Artigo Revisado por pares

Notes on the failure of the Second Athenian Confederacy

1981; Cambridge University Press; Volume: 101; Linguagem: Inglês

10.2307/629842

ISSN

2041-4099

Autores

G. L. Cawkwell,

Tópico(s)

Classical Antiquity Studies

Resumo

In one sense the Second Athenian Confederacy did not fail. It was simply abolished in 338 by Philip in the Peace of Demades (Paus. i 25.3), but up till then it continued actively enough.
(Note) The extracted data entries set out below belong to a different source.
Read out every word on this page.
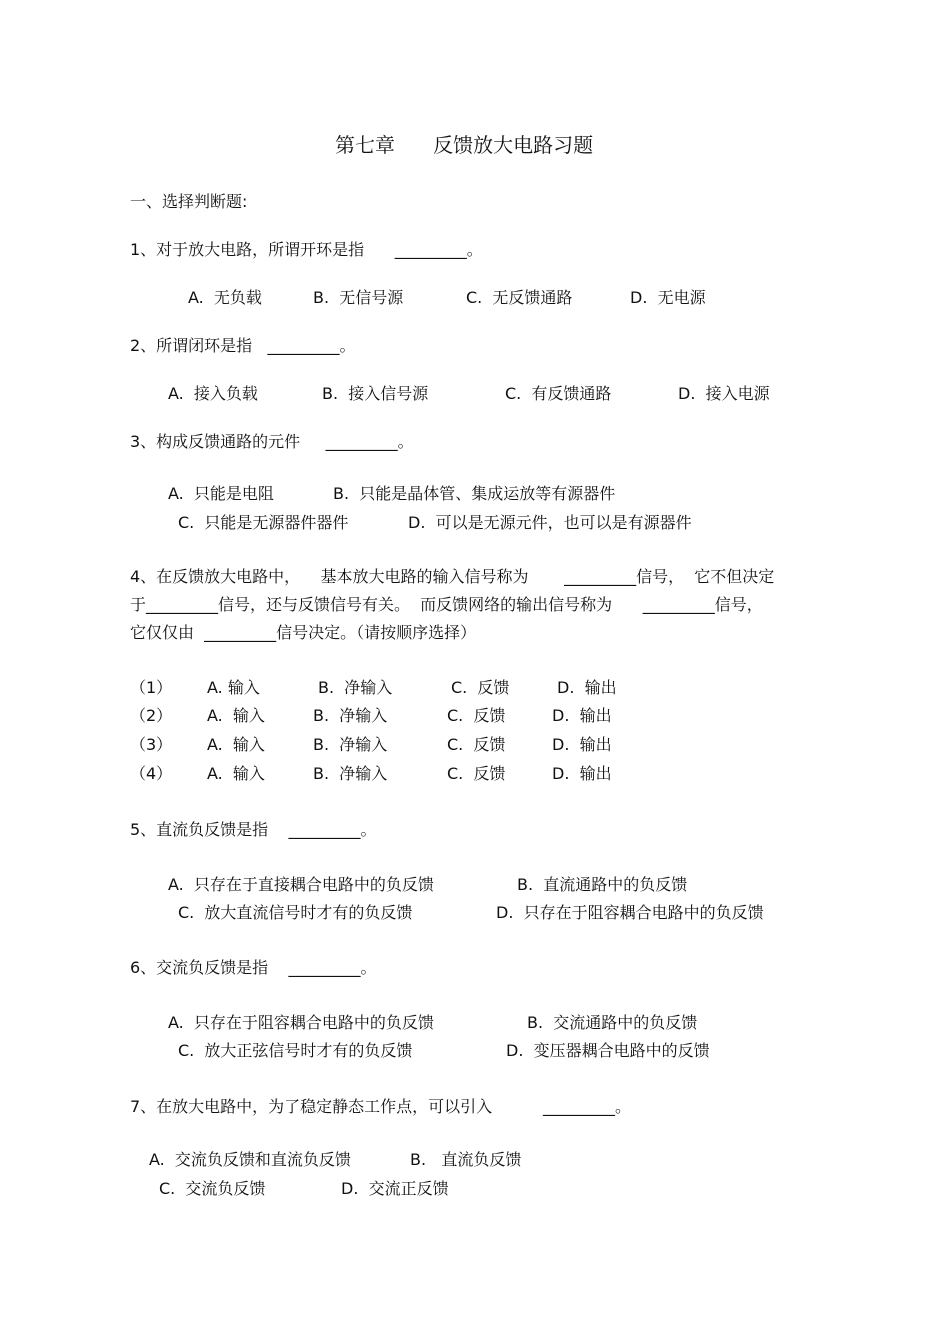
第七章      反馈放大电路习题
一、选择判断题:
1、对于放大电路，所谓开环是指      _________。
A.  无负载	B.  无信号源	C.  无反馈通路	D.  无电源
2、所谓闭环是指   _________。
A.  接入负载	B.  接入信号源	C.  有反馈通路	D.  接入电源
3、构成反馈通路的元件     _________。
A.  只能是电阻	B.  只能是晶体管、集成运放等有源器件
C.  只能是无源器件器件	D.  可以是无源元件，也可以是有源器件
4、在反馈放大电路中，    基本放大电路的输入信号称为       _________信号，  它不但决定
于_________信号，还与反馈信号有关。  而反馈网络的输出信号称为      _________信号，
它仅仅由  _________信号决定。（请按顺序选择）
（1） A. 输入	B.  净输入	C.  反馈	D.  输出
（2） A.  输入	B.  净输入	C.  反馈	D.  输出
（3） A.  输入	B.  净输入	C.  反馈	D.  输出
（4） A.  输入	B.  净输入	C.  反馈	D.  输出
5、直流负反馈是指    _________。
A.  只存在于直接耦合电路中的负反馈	B.  直流通路中的负反馈
C.  放大直流信号时才有的负反馈	D.  只存在于阻容耦合电路中的负反馈
6、交流负反馈是指    _________。
A.  只存在于阻容耦合电路中的负反馈	B.  交流通路中的负反馈
C.  放大正弦信号时才有的负反馈	D.  变压器耦合电路中的反馈
7、在放大电路中，为了稳定静态工作点，可以引入          _________。
A.  交流负反馈和直流负反馈	B.   直流负反馈
C.  交流负反馈	D.  交流正反馈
In 346 we see the synedrion engaged in the deliberations on the Peace of Philokratcs (Aisch. ii 60, 86 iii 69–70, 74); a Tenedian went on both the embassies to Philip, representing the allies (Aisch. ii 20, 97, 126); the Peace was made by Philip with Athens and her allies, i.e. the Confederacy. In 346 Mytilene chose to resume membership ( GHI 168) and in 343 the synedroi were available in Athens to give evidence about the events of 346 (Aisch. ii 86). In the later 340s, as the fifty-eighth speech of the Demosthenic Corpus shows ( cf. §§37–8, 53–6), the machinery of the Confederacy continued to work, and the impression gained from the two surviving decrees which concern the Tenedians ( GHI 175, and IG ii 2 232) is of willing co-operation between allies and hegemon.